目的:いくつかの研究では,効果や阻害要因の認知と身体活動との関連性が検討されているものの,高齢者に対する筋力トレーニングの推奨に合わせてこれらの関連性に焦点を当てた研究は行われていない。本研究では,日本人高齢者を対象に,筋力トレーニングの健康効果の認知,筋力トレーニングの阻害要因の認知と,筋力トレーニング行動の変容ステージとの関連性を検証した。
方法:所沢市から無作為抽出された1244名(60~74歳)に横断調査を行った。変容ステージを独立変数,健康効果の認知(例:痛みが和らぐ)と阻害要因の認知(例:施設が必要な運動)を従属変数とした。データは,共分散分析と,Bonferroni法による多重比較によって解析された。
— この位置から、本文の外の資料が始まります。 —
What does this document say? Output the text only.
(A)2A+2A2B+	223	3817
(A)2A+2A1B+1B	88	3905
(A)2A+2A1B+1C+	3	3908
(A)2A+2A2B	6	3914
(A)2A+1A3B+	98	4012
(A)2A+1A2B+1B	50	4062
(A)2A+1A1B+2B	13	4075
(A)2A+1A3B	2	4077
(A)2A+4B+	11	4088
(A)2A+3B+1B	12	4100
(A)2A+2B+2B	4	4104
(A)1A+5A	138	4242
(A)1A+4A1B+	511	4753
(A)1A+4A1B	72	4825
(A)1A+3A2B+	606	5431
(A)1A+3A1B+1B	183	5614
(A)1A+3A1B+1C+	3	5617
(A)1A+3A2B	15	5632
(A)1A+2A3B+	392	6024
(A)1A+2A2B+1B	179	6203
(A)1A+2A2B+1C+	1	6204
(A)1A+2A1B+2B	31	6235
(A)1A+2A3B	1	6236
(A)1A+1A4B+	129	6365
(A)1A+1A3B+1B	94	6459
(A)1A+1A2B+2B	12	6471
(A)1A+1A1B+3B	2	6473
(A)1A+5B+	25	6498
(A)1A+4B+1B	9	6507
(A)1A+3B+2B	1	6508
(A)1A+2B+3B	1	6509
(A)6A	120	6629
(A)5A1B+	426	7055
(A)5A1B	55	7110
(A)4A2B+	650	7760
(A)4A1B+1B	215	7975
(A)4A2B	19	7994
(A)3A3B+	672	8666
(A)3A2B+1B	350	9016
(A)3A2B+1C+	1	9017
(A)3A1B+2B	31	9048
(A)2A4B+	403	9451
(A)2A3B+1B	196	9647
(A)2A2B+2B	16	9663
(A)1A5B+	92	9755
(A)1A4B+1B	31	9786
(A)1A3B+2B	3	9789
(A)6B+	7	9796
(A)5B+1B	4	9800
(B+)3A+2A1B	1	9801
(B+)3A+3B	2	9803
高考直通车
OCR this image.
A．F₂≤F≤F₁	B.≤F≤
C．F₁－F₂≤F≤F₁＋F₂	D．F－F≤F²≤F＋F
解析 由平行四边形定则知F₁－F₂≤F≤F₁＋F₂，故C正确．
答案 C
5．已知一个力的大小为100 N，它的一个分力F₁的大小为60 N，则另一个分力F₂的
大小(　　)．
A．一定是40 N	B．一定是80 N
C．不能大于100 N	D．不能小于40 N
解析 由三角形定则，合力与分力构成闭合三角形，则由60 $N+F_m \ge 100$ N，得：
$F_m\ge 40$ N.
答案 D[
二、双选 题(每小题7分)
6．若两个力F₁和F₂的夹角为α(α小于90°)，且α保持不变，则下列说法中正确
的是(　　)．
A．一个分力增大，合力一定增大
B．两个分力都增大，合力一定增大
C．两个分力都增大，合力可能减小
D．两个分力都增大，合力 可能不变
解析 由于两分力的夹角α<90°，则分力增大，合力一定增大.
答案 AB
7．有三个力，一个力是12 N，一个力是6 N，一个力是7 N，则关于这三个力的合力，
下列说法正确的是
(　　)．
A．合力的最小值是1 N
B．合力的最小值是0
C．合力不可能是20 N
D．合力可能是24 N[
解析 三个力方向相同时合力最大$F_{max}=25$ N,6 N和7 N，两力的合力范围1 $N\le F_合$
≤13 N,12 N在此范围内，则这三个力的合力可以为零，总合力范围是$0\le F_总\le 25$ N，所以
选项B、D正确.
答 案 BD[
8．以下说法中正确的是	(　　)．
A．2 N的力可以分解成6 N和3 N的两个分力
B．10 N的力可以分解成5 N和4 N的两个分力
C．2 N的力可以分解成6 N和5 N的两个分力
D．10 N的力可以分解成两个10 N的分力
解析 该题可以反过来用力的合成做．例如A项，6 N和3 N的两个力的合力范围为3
結果:人口統計学的要因を調整したうえで,前熟考期の者の健康効果の認知得点は,他の4つのステージの者よりも有意に低かった。前熟考期・熟考期の者の阻害要因の認知得点は,準備期・維持期の者の得点よりも有意に高かった。
結論:これらの結果は,高齢者の健康効果に関する情報や,推奨されている筋力トレーニングの種類に関する情報は,高齢者に対する筋力トレーニングの促進戦略を開発するうえで有益である可能性を示している。